Offensively, Atkinson allowed his wings from the main roster free reigns to initiate the offense. The results of the wings taking turns as primary ball-handler can be deemed a mixed bag, as LeVert, Goodwin, Whitehead, and RHJ all aggressively attacked the Hawks’ interior, but the 5-of-24 three-point shooting performance by the Nets denied them much space to freely attack the rim. Goodwin dealt with the ball-handling duties the best for the game, as his explosiveness often afforded him a second or two of a head start over the reactions of the Hawks’ help defense. Goodwin scored 14 points on 6-of-10 shooting from the field in his 22 minutes off the bench and, perhaps most encouragingly, had enough patience to usually reset the offense when he couldn’t get the open driving lanes he wanted and not force a turnover.
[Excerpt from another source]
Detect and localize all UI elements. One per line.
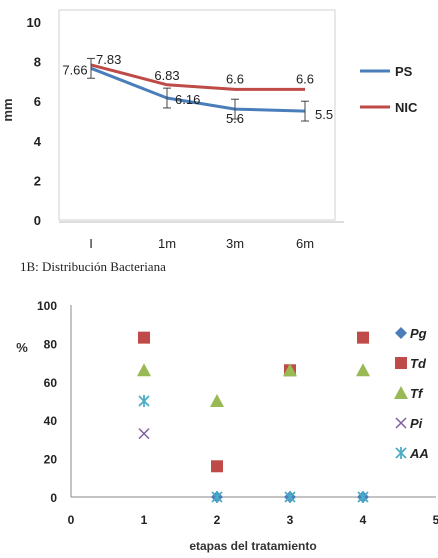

LeVert, Whitehead and RHJ had less success than Goodwin in creating offense as they, especially Whitehead, spent too many trips bowling into difficult contested layups in the paint and inadequate drive-and-kick plays. The lackluster playmaking combined with the 0-of-7 three-point shooting hinted at the potential importance of a healthy Jeremy Lin and newly-acquired D’Angelo Russell to have a smooth Atkinson-curated offense.
As for the sleeper player of the game for the Nets, Nathan Boothe offered needed utility as a stretch 5 to offer any modicum of spacing for Brooklyn. Knocking 3-of-8 from downtown, including a clutch three with a minute left in the game to extend the Nets’ lead to five, Boothe also flashed some savviness as a passer and a defensive ball-hunter. Boothe’s athleticism presented clear limitations in his capabilities, as the 6-foot-9 Toledo graduate was a relative non-presence on the glass and couldn’t handle the athleticism of John Collins and Alpha Kaba defensively without fouling. Still, Coach Atkinson famously loves his stretch big men, especially if they can keep up with his game-plan’s requisite ball-movement. Boothe may get closer to a training camp invite with similar performances like Friday night’s.